Documentaires, livres illustrés, outils d’aide à la décision, programmes de formation: les projets de recherche de la professeure du Département de management Emilie Fortin-Lefebvre (Ph.D. administration, 2018) débouchent la plupart du temps sur des outils concrets pouvant servir directement aux communautés autochtones avec lesquelles elle collabore. «Je ne fais pas de la recherche sur les peuples autochtones, mais avec et pour eux, explique-t-elle. Je cherche à savoir ce dont leurs communautés ont besoin dans une démarche de coconstruction des savoirs et des connaissances.»
L’an dernier, Emilie Fortin-Lefebvre a obtenu une subvention d’engagement partenarial du CRSH afin de réaliser une série documentaire sur l’apport autochtone à l’économie du Québec. «Il s’agit d’un projet en quatre volets explorant l’accès au capital pour les populations autochtones, l’autonomie énergétique au Nunavik, la collaboration allochtone-autochtone, et le leadership féminin», précise-t-elle. Un making of traitant de la manière de faire de la recherche autrement avec les peuples autochtones, au bénéfice des étudiantes et étudiants de maîtrise et de doctorat, s’ajoutera peut-être en cours de route.

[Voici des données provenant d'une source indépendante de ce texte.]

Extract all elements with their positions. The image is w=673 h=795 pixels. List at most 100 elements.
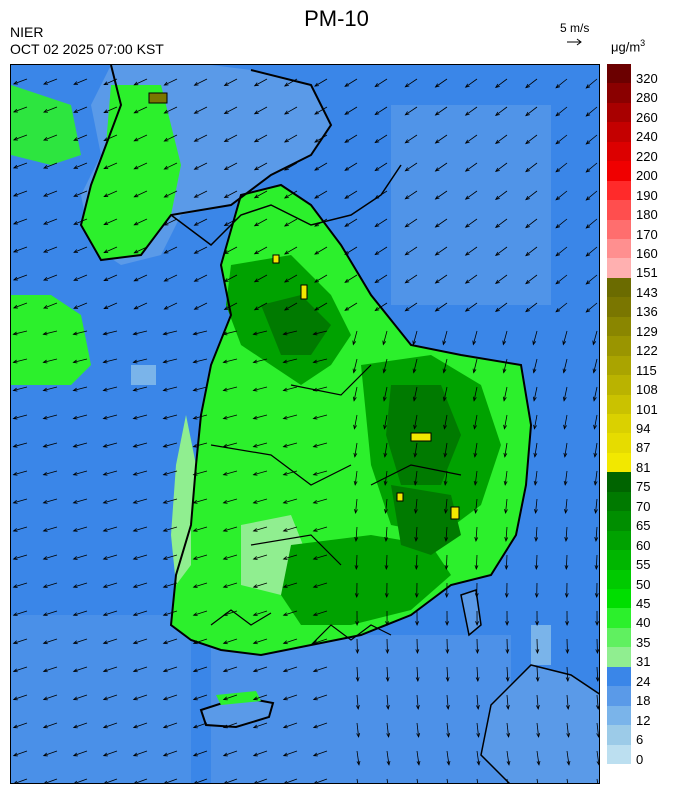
wind-arrow-head — [563, 452, 568, 458]
wind-arrow-head — [354, 537, 359, 542]
wind-arrow — [535, 554, 538, 570]
wind-arrow — [253, 582, 268, 588]
wind-arrow — [104, 218, 118, 225]
wind-arrow-head — [494, 111, 500, 117]
wind-arrow — [314, 162, 328, 171]
wind-arrow-head — [536, 760, 541, 766]
colorbar-tick-label: 94 — [636, 421, 651, 436]
wind-arrow — [536, 722, 539, 737]
colorbar-tick-label: 81 — [636, 459, 651, 475]
wind-arrow — [163, 386, 178, 391]
wind-arrow-head — [593, 452, 598, 458]
wind-arrow — [435, 302, 448, 312]
wind-arrow-head — [103, 277, 109, 282]
wind-arrow — [475, 498, 478, 513]
wind-arrow — [13, 274, 28, 281]
wind-arrow — [585, 162, 598, 173]
wind-arrow-head — [133, 165, 139, 170]
wind-arrow-head — [192, 359, 198, 364]
wind-arrow — [444, 470, 448, 485]
wind-arrow — [193, 610, 208, 616]
wind-arrow — [585, 190, 598, 201]
wind-arrow-head — [314, 194, 319, 199]
wind-arrow — [13, 386, 28, 391]
wind-arrow-head — [413, 480, 418, 486]
wind-arrow — [564, 470, 568, 485]
wind-arrow — [13, 442, 28, 448]
wind-arrow — [474, 470, 478, 485]
wind-arrow — [356, 778, 359, 783]
north-coast-outline — [79, 65, 333, 262]
wind-arrow-head — [72, 331, 78, 336]
wind-arrow-head — [222, 724, 228, 729]
wind-arrow-head — [312, 471, 318, 476]
wind-arrow-head — [555, 224, 561, 229]
wind-arrow — [104, 274, 118, 281]
wind-arrow-head — [12, 192, 18, 197]
wind-arrow-head — [72, 640, 78, 645]
sea-patch-east — [531, 625, 551, 665]
wind-arrow-head — [192, 668, 198, 673]
wind-arrow-head — [384, 537, 389, 542]
wind-arrow-head — [355, 649, 360, 655]
wind-arrow — [495, 78, 508, 88]
wind-arrow — [73, 78, 88, 85]
wind-arrow-head — [595, 705, 599, 710]
wind-arrow-head — [525, 139, 530, 145]
wind-arrow-head — [312, 387, 318, 392]
wind-arrow — [44, 778, 58, 783]
wind-arrow — [415, 554, 418, 570]
wind-arrow-head — [192, 612, 198, 616]
wind-arrow-head — [12, 471, 18, 476]
wind-arrow — [446, 750, 450, 765]
wind-arrow — [103, 442, 118, 448]
wind-arrow — [465, 162, 478, 172]
wind-arrow — [414, 442, 418, 457]
wind-arrow — [253, 414, 268, 419]
wind-arrow-head — [252, 359, 258, 364]
wind-arrow-head — [192, 528, 198, 532]
wind-arrow-head — [494, 195, 500, 201]
wind-arrow-head — [192, 387, 198, 392]
agency-label: NIER — [10, 24, 44, 40]
wind-arrow — [223, 694, 238, 700]
wind-arrow — [253, 694, 268, 700]
wind-arrow-head — [494, 251, 500, 257]
wind-arrow-head — [416, 760, 421, 766]
wind-arrow-head — [192, 471, 198, 476]
wind-arrow-head — [252, 612, 258, 616]
wind-arrow — [283, 554, 298, 560]
wind-arrow — [594, 470, 598, 485]
wind-arrow — [103, 666, 118, 672]
wind-arrow-head — [385, 649, 390, 655]
wind-arrow — [14, 778, 28, 783]
wind-arrow-head — [132, 331, 138, 336]
wind-arrow-head — [566, 732, 571, 738]
wind-arrow — [495, 106, 508, 116]
wind-arrow — [193, 554, 208, 560]
wind-arrow — [504, 470, 508, 485]
hotspot-east — [410, 432, 432, 442]
wind-arrow-head — [43, 305, 48, 309]
wind-arrow-head — [72, 668, 78, 673]
wind-arrow-head — [102, 612, 108, 616]
wind-arrow — [344, 218, 358, 227]
wind-arrow-head — [415, 621, 419, 627]
wind-arrow — [536, 750, 540, 765]
wind-arrow-head — [464, 307, 470, 312]
wind-arrow — [313, 750, 328, 757]
hotspot-north — [148, 92, 168, 104]
wind-arrow-head — [72, 752, 78, 757]
wind-arrow — [193, 582, 208, 588]
wind-arrow — [313, 666, 328, 672]
wind-arrow-head — [565, 621, 569, 627]
wind-arrow — [43, 302, 58, 309]
wind-arrow — [194, 162, 208, 170]
wind-arrow-head — [102, 415, 108, 420]
wind-arrow-head — [194, 780, 198, 783]
wind-arrow-head — [532, 396, 537, 402]
wind-arrow — [103, 386, 118, 391]
wind-arrow — [354, 414, 358, 429]
wind-arrow-head — [103, 109, 109, 114]
pm10-map[interactable] — [10, 64, 600, 784]
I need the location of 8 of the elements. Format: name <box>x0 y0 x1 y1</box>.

Ce projet, qui s’inscrit dans le cadre des activités du Centre d’études pour l’autonomie économique des peuples autochtones (AEPA), qu’elle a fondé en 2020, sera réalisé en partenariat avec Rémi Morin Chassé, professeur d’économie à l’UQAC, Laurie Guimond, professeure au Département de géographie et titulaire de la nouvelle Chaire de recherche du Canada avec les milieux de vie du Nord, l’Institut Ashukan, la Commission de développement économique des Premières Nations du Québec, le Secrétariat aux alliances économiques Nation crie Abitibi-Témiscamingue, le Centre de recherche sur les innovations sociales, l’Institut nordique du Québec et la maison de production Tungsten Studio.
L’influence de Bernard Landry
Émilie Fortin-Lefebvre a eu le bonheur de côtoyer l’ancien premier ministre et professeur de l’École des sciences de la gestion Bernard Landry (1937-2018) alors qu’elle était doctorante. «C’est grâce à monsieur Landry si je réalise des recherches partenariales avec les communautés autochtones, raconte-t-elle. C’est lui qui m’a mise en contact avec Konrad Sioui, Grand Chef de Wendake de 2008 à 2020. Celui-ci m’a ensuite ouvert les portes de sa communauté et m’a référée à d’autres. Cela m’a permis de terminer mon doctorat qui visait à mieux comprendre les caractéristiques de l’entrepreneuriat en communauté autochtone au Québec.»
Ce sont ses échanges avec Bernard Landry qui ont aiguillé Emilie Fortin-Lefebvre vers des recherches sur l’apport des peuples autochtones à l’économie québécoise. «J’ai eu l’occasion de discuter avec lui de la Paix des Braves, qu’il avait signée au nom du gouvernement du Québec en 2002 avec Ted Moses, Chef du Grand Conseil des Cris. Monsieur Landry reconnaissait que l’économie du Québec, notamment en matière de ressources naturelles comme l’électricité, la foresterie et les mines, devait énormément aux peuples autochtones.»
Avec une équipe du Service de l’audiovisuel, Emilie Fortin-Lefebvre a proposé à Bernard Landry d’aller le filmer chez lui pour qu’il lui raconte les pourparlers entourant la signature de la Paix des Braves. «Il a accepté avec plaisir. Mon objectif était de faire la même chose avec Ted Moses et d’amener les deux hommes à se rencontrer, mais Bernard Landry est décédé avant que le projet ne puisse aboutir», raconte-t-elle.
Quelques années plus tard, Émilie Fortin-Lefebvre a croisé Ted Moses lors d’un événement. «Je lui ai expliqué mon projet et il a accepté. J’avais une fenêtre de dix jours pour m’organiser, me rendre à Val-d’Or et réaliser l’entrevue avec lui», se souvient-elle.
Ces deux entrevues, filmées à quelques années d’intervalles, lui ont permis de concocter une «conversation» entre les deux hommes sur la Paix des Braves, 20 ans après sa signature.
À la suite de ce petit projet, elle a obtenu un financement du CRSH afin de réaliser un documentaire d’une quinzaine de minutes sur l’apport de la Paix des Braves à l’économie de la Nation crie, intitulé The Cree Way – Waswanipi.
Une diffusion à la télé?
Son nouveau projet de série documentaire est lancé. «Quelques entrevues ont été réalisées pour le volet sur l’accès au capital, indique-t-elle. J’ai d’ailleurs présenté un court montage en mars lors du Sommet Connexions autochtones, qui avait lieu à Montréal, et qui portait sur les enjeux de réconciliation économique avec les Premiers Peuples.»
La production de la série documentaire s’échelonnera sur les trois prochaines années, avec la participation de tous les partenaires, incluant des professionnelles de recherche et des étudiantes du Centre d’études AEPA. «Nous aimerions que le projet débouche sur une diffusion à la télé pour un plus vaste auditoire, car le grand public devrait connaître l’ampleur de l’apport de l’économie autochtone à l’économie québécoise», conclut Emilie Fortin-Lefebvre. À suivre!